Обернувшись, Сьюзен Кэлвин прокричала:
— Он — человек!
Этого было достаточно. Репортер понесся прочь.
Вся остальная часть речи была произнесена, но ее никто не услышал.
…Доктор Кэлвин и Стивен Байерли встретились еще раз — за неделю до того, как он принял присягу, вступая в должность мэра. Было уже далеко за полночь.
Доктор Кэлвин сказала:
— Вы как будто не устали.
Новый мэр улыбнулся:
— Я могу еще задержаться. Только не говорите Куинну.
— Не скажу. Кстати, у Куинна была интересная версия. Жаль, что вы ее опровергли. Вы, вероятно, знаете, в чем она заключалась?
— Частично.
— Она была в высшей степени драматической.
Стивен Байерли был молодой юрист, хороший оратор, большой идеалист и увлекался биофизикой. Кстати, вы интересуетесь роботехникой, мистер Байерли?
— Только с юридической стороны.
— А тот Стивен Байерли интересовался. Но произошла автомобильная катастрофа. Жена Байерли погибла. Ему пришлось еще хуже. Его ноги были искалечены, лицо изуродовано; он лишился голоса, пострадал отчасти и его рассудок. Он отказался от пластической операции и удалился от мира. Его карьера погибла, у него остался только его ум и руки. Каким-то образом ему удалось достать позитронный мозг, самый сложный, способный решать этические проблемы. А это высшее достижение роботехники. Он нарастил тело вокруг такого мозга. Он сделал из него все, чем он мог бы быть сам. Он послал его в мир в качестве Стивена Байерли, а сам остался старым учителем-калекой, которого никто никогда не видел…
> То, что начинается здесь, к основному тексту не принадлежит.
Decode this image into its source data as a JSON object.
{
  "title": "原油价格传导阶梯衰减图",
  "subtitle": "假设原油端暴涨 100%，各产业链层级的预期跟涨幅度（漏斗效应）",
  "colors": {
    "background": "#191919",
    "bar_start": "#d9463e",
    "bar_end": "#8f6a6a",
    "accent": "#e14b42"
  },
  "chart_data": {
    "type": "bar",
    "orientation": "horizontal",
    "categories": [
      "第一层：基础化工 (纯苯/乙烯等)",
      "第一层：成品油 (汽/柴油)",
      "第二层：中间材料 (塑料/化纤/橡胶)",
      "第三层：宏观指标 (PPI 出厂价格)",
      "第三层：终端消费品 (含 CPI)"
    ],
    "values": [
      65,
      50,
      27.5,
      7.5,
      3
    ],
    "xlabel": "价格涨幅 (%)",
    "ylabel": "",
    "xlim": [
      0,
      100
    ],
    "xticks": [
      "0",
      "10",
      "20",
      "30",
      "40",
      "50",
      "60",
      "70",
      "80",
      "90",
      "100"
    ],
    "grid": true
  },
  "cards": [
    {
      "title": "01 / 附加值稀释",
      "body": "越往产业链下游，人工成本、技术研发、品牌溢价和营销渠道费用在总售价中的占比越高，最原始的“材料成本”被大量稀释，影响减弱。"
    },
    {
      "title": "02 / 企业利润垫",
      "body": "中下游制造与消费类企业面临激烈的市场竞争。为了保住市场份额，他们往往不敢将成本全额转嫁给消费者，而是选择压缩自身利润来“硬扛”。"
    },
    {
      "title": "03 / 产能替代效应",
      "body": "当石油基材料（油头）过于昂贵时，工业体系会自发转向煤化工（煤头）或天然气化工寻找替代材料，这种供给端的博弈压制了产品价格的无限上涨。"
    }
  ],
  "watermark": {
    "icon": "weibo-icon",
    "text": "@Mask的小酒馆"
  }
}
— К несчастью, — сказал новый мэр, — я все это опроверг, ударив человека. Судя по газетам, ваш официальный приговор гласил, что я человек.
— Как это случилось? Расскажите мне. Это не могло быть случайностью.
— Ну, это была не совсем случайность. Большую часть работы проделал Куинн. Мои люди качали потихоньку распространять слух, что я ни разу в жизни не ударил человека; что я не способен ударить человека; что если я не сделаю этого, когда меня будут провоцировать, это, наверное, докажет, что я робот. Поэтому я устроил свое глупое публичное выступление, вокруг которого была создана такая шумиха, и почти неизбежно какой-нибудь дурак должен был клюнуть. По сути дела, это был дешевый трюк. В таких случаях все зависит от искусственно созданной атмосферы. Конечно, эмоциональный эффект обеспечил мое избрание, чего я и добивался. Робопсихолог кивнула.
— Я вижу, что вы вторгаетесь в мою область, — вероятно, это неизбежно для любого политического деятеля. Но я жалею, что получилось именно так. Я люблю роботов. Я люблю их гораздо больше, чем людей. Если бы был создан робот, способный стать общественным деятелем, он был бы самым лучшим из них. По законам роботехники, он не мог бы причинять людям зла, был бы чужд тирании, подкупа, глупости или предрассудков. И прослужив некоторое время, он ушел бы в отставку, хотя он и бессмертен, — ведь для него было бы невозможно огорчить людей, дав им понять, что ими управляет робот. Это было бы почти идеально.